Charley Pine took physical control of Jeanne d’Arc for the first time over the Pacific Ocean to effect the rendezvous with the orbiting fuel cell. With the sound of her breathing rasping in her ears and her heart thudding in her chest, she made tiny control inputs as the spaceplane crossed the distance between the two orbiting bodies. She knew from her military flying experience and the simulator that it was necessary to check the closure rate on the instruments—not to rely on her eyes—since the rate would appear to increase as the bodies closed the distance.
With Lalouette monitoring the instruments and calling out the distance and closure rate, she flew the spaceplane into the rendezvous position and stopped all closure. Only after all relative motion had stopped did she nudge the controls enough to gently bring the spaceplane into the fueling port. The clunk of the hydraulic latches closing, locking the ship firmly to the tank, was the best sound she had heard in years. She breathed a huge sigh of relief.
“Nicely done,” said a male voice, not Lalouette.
She looked around. Pierre Artois was watching. He was suspended in the cabin, floating, maintaining his position by occasionally touching something fixed to the ship. Even though this was his first journey into space, he looked quite comfortable.
“Thank you.”
“If I may ask, mademoiselle, why did you accept my offer to join our expedition?”
Charley glanced at Lalouette, a working pilot who had beaten out hundreds of other applicants for one of the four first-pilot positions, and saw him glance curiously at her.
“I was looking for a flying job,” Charley replied, “and you made an offer.” She shrugged. Gallicly, she hoped.
Artois wasn’t satisfied. “I have heard that you are a part owner of the patents on the flying saucer propulsion technology that was recently licensed by Monsieur Cantrell. If true, you must be a very wealthy woman.”
Lalouette’s eyes widened when he heard that remark. To the best of Charley’s knowledge, her ownership of a portion of the proceeds from the saucer propulsion licensing deals had not been publicly reported. Apparently Artois had done his homework before he hired her.

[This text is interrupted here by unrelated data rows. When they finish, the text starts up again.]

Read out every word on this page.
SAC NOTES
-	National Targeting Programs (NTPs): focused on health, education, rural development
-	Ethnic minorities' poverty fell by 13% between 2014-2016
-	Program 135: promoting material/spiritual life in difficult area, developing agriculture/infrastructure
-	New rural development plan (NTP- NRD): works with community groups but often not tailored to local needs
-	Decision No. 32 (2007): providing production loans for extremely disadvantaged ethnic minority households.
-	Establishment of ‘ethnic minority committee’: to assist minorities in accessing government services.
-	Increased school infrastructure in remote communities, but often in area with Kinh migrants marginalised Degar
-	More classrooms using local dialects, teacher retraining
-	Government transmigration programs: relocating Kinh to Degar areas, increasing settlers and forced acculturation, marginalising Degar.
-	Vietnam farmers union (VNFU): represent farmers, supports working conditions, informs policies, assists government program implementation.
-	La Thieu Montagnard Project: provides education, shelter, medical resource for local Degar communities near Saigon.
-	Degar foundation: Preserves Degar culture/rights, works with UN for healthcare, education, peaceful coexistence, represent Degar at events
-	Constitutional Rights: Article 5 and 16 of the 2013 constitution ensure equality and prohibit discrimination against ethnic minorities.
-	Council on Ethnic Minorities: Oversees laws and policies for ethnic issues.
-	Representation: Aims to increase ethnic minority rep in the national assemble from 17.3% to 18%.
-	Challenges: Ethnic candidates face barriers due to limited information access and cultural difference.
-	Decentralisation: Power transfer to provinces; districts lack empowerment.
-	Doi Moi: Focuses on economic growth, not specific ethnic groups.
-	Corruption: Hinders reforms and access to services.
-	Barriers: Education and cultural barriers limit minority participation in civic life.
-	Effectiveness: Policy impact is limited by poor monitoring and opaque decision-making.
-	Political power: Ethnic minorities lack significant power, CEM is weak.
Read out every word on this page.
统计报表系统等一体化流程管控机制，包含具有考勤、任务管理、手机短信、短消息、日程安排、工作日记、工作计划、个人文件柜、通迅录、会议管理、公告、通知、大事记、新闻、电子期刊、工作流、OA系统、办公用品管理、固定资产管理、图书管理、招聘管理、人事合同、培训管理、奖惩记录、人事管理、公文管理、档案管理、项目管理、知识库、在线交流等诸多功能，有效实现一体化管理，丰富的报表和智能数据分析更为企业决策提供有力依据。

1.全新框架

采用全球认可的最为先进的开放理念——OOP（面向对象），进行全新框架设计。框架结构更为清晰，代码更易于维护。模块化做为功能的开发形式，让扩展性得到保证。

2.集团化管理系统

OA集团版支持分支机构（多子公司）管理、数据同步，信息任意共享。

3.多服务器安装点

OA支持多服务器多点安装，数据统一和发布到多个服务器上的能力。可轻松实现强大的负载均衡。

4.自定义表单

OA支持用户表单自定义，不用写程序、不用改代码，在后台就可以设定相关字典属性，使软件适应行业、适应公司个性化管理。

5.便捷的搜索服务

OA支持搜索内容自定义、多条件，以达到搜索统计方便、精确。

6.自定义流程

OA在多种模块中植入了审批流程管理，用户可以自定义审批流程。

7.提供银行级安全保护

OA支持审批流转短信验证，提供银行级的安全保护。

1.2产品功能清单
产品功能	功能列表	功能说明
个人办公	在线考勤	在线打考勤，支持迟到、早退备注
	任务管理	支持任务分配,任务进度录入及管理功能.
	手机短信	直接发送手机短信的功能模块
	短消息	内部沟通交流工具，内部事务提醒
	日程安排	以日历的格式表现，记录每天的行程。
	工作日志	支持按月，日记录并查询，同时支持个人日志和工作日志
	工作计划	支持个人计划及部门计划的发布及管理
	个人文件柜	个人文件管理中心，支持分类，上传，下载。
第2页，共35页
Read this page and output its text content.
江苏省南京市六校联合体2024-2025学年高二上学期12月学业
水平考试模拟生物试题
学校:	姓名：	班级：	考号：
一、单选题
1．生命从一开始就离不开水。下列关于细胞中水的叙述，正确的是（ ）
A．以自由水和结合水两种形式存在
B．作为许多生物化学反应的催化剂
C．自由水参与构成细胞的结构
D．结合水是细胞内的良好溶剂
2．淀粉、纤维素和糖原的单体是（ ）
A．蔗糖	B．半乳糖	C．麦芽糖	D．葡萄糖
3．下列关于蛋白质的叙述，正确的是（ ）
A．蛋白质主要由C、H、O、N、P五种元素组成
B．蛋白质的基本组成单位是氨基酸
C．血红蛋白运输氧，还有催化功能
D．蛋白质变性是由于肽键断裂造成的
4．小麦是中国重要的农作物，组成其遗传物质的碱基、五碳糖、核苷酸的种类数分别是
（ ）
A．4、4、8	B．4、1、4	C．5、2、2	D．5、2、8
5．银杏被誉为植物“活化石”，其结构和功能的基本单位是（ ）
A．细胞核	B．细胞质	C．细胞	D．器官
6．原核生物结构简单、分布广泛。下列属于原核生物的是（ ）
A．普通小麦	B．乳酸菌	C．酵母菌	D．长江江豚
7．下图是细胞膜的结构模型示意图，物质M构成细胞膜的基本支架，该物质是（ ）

“That comment is going to do wonderful things for my social life,” Charley shot back. “Listen, Mr. Artois. I’m a professional aviator. Flying is what I do. I’ll fly anything you people own, including spaceships, as long as the paychecks cash. Bounce one and I’m outta here.”
“Sounds fair enough,” Artois said dryly, and shoved off.
Charley Pine shrugged at Lalouette, one of those what-can-you-do? shrugs that are popular in New York, and together the two of them began the process of readying Jeanne d’Arc to receive fuel as the coast of California slid under them.